The US GAAP Taxonomy Architecture refers to two documents above and in Section 7 (References) in the architecture: UGT Compact Patterns Declarations (CPD) Module and [Patterns] or the UGT Patterns Guide (also called the USFRTF Patterns Guide).  These documents explain the patterns within the US GAAP Taxonomy.

There are two other places which show the sorts of things systems which implement the US GAAP Taxonomy are expected to do.  Section 4.5 of the US GAAP Taxonomy Architecture, Implementation of Tables, explains the [Table] is constructed within the US GAAP Taxonomy and how systems which use the US GAAP Taxonomy are expected to extend the taxonomy, such as SEC XBRL filings.

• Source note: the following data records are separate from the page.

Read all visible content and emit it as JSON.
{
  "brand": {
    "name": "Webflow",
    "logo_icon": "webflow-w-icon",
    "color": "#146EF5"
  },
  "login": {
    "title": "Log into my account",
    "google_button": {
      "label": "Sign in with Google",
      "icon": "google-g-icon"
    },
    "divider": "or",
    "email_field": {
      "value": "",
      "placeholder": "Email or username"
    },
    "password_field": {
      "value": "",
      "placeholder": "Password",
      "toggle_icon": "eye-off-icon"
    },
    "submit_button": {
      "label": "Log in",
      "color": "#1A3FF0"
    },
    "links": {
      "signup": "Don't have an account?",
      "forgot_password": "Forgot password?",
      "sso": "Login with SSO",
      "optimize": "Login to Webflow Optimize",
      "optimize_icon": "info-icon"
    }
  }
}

Another place to see how this can be implemented is by what XBRL Cloud.  You can see these rules here on this page and you can see the validation of these rules, as suggested by the US GAAP Taxonomy Architecture, here on XBRL Cloud's EDGAR Dashboard.  XBRL Cloud calls this an information model, rather than a Compact Pattern Declaration.  But it is the same thing.

The Business Reporting Logical Model also uses the term information model.  That logical model was basically created using ideas first created by the architects of the US GAAP Taxonomy. Those ideas were expanded on by the ITA Interoperable Taxonomy Architecture Group which was made up of the US SEC, IASCF, Japan FSA, and European Commission.

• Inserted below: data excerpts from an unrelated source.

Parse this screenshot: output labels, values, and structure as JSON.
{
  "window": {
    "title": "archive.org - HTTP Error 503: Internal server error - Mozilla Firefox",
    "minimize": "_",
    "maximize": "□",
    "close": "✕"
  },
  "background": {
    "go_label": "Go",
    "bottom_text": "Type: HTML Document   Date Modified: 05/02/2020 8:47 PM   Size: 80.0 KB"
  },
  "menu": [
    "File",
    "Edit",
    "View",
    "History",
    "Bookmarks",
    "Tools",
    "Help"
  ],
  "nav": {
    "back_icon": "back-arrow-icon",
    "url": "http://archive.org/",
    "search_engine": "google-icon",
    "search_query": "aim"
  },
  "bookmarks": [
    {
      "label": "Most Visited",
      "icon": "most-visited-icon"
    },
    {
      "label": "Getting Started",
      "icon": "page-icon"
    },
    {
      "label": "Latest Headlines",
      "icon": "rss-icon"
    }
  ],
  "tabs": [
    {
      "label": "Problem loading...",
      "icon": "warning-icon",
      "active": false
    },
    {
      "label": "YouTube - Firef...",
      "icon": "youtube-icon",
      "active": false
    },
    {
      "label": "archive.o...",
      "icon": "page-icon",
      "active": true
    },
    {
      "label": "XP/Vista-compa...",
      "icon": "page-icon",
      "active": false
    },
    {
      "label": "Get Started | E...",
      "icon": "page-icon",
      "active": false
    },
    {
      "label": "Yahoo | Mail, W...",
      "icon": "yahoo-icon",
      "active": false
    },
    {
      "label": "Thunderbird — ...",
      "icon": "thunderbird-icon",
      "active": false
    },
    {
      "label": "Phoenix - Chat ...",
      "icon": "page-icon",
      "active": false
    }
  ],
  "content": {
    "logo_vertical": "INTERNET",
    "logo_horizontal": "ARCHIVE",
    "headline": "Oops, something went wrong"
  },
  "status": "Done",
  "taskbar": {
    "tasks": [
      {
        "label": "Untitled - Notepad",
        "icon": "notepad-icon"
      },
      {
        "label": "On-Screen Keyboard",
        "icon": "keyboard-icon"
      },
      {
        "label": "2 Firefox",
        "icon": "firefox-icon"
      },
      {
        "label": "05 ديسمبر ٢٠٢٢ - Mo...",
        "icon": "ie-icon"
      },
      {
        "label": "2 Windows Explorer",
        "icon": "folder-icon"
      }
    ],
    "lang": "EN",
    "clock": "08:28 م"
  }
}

For years I had worked to build sample XBRL taxonomies and XBRL instances, I called these "patterns". You can see the history of that work here. I ultimately realized, partly from participation on the US GAAP Taxonomy Architecture Working Group, of which I was a member, that the patterns needed to be further condensed, this is what the Compact Pattern Declarations which expressed an information model were.  Now I refer to these as meta patterns.

For years I had been making a mistake about how I looked at those patterns or meta patterns and the information models they expressed. I realized this mistake when the FINREP taxonomy released their taxonomy without a presentation linkbase.

Business information is not random, it has patterns. There is not an infinite number of patterns within business information, there is some fininte amount. Here are some patterns which are hard to dispute, most of these are instantiated within the US GAAP Taxonomy:

The point here is that it is not XBRL which all of a sudden introduced the ideas of the information model.  Information models have always existed but we, as humans, understood what those were and we never really communicated at that level; it is pretty basic and we business users get those relations. But computers are dumb.  We need to break down business reporting so that we can explain the moving pieces to a computer application.  That is what meta patterns and an information model does.

The US GAAP Taxonomy and the filers who use the US GAAP Taxonomy for SEC XBRL filings don't have different information models for "Roll Up" or "Roll Forward", or whatever.  They are the same.  So, the US GAAP Taxonomy and the SEC filers who extend that taxonomy should be using the same information models.

Finally, the information model is not defined by the XBRL presentation linkbase, it is explained by the model itself, what the XBRL looks like.  A computer application can figure this out.  You can help a human understand that information model by articulating it within the XBRL presentation linkbase, like the US GAAP Taxonomy does, for example recall section 4.5 Implementation of Tables as discussed above.  But if you do express it in the presentation linkbase, you need to keep it consistent with the other underlying XBRL which really is what describes the real information model.  Eventually, perhaps the US GAAP Taxonomy will do like FINREP and not even provide a presentation linkbase because a computer can auto generate it based on the underlying information model.  But today, the US GAAP Taxonomy and the SEC require the presentation linkbase, therefore you need to keep it consistent with the underlying XBRL information model which is used to express your business information.